Wtorek, 19 marca 2024
Dziennik wyroków i ogłoszeń sądowych
Rej Pr. 2512 | Wydanie nr 5867
Wtorek, 19 marca 2024
2011-01-05

Ruszył proces zabójców policjanta Andrzeja Struja

Dziś, przed Sądem Okręgowym w Warszawie od odczytania aktu oskarżenia, rozpoczął się proces Mateusza N. i Piotra R., którym grozi kara 25 lat więzienia, oskarżonym o zabójstwo warszawskiego policjanta Andrzeja Struja.
Jako, że w momencie popełnienia tej zbrodni sprawcy nie ukończyli jeszcze 18 lat, Sąd nie może zastosować najwyższego wymiaru kary, czyli dożywotniego pozbawienia wolności.
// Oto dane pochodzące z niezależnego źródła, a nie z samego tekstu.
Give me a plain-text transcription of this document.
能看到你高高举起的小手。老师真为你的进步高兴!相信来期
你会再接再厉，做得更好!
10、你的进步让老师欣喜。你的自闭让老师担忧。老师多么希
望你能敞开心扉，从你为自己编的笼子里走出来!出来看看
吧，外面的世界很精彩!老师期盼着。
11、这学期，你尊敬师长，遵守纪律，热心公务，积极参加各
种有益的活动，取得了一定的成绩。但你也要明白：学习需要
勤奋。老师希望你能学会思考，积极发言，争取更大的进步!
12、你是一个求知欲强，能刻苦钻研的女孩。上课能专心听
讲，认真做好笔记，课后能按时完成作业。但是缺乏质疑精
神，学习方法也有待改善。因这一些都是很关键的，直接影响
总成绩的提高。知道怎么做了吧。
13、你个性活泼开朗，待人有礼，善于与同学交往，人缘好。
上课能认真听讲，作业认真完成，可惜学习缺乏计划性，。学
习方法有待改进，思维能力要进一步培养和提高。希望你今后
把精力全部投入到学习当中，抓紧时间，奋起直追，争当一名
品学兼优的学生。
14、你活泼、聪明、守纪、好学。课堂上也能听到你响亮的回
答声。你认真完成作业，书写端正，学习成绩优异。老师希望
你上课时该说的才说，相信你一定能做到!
Prokurator odczytała akt oskarżenia, a na popołudnie Sąd wyznaczył przesłuchania kilku świadków.

Przypomnijmy to tragiczne zdarzenie ...

Stało się to 10 lutego 2010 roku, przed południem na warszawskiej Woli. Prawdopodobnie jeden ze stojących przy wiacie mężczyzn rzucił koszem na śmieci w wagon. Na jego zachowanie natychmiast zareagował wychodzący z tramwaju pasażer. Został zaatakowany przez napastnika i zraniony nożem. Na miejsce natychmiast wezwano karetkę pogotowia i Policję. Mężczyzną, który zareagował, okazał się mł. asp. Andrzej Struj, 42-letni policjant z wydziału wywiadowczo-patrolowego stołecznej komendy. Mimo błyskawicznie udzielonej pomocy medycznej zmarł w szpitalu.

Rysopis sprawcy natychmiast został przekazany wszystkim załogom Policji. Kilka minut później napastnika zatrzymał nadkomisarz Dariusz Krząstek - Zastępca Komendanta Rejonowego Policji na Ochocie, który zauważył biegnącego ulicą Wolską podejrzewanego mężczyznę.

Zatrzymanym okazał się 18-letni Mateusz N. Miał pół promila alkoholu we krwi. To on zadał śmiertelne ciosy. Młody człowiek znany jest Policji. Już jako nieletni zatrzymywany był pod wpływem alkoholu, za znieważenia funkcjonariuszy, uszkodzenie mienia.

Późnym wieczorem w ręce Policji wpadł drugi mężczyzna 17-letni Piotr R., który przytrzymał policjanta, kiedy Mateusz N. zadał mu kilka ciosów nożem. Zatrzymano go w jego mieszkaniu na Woli.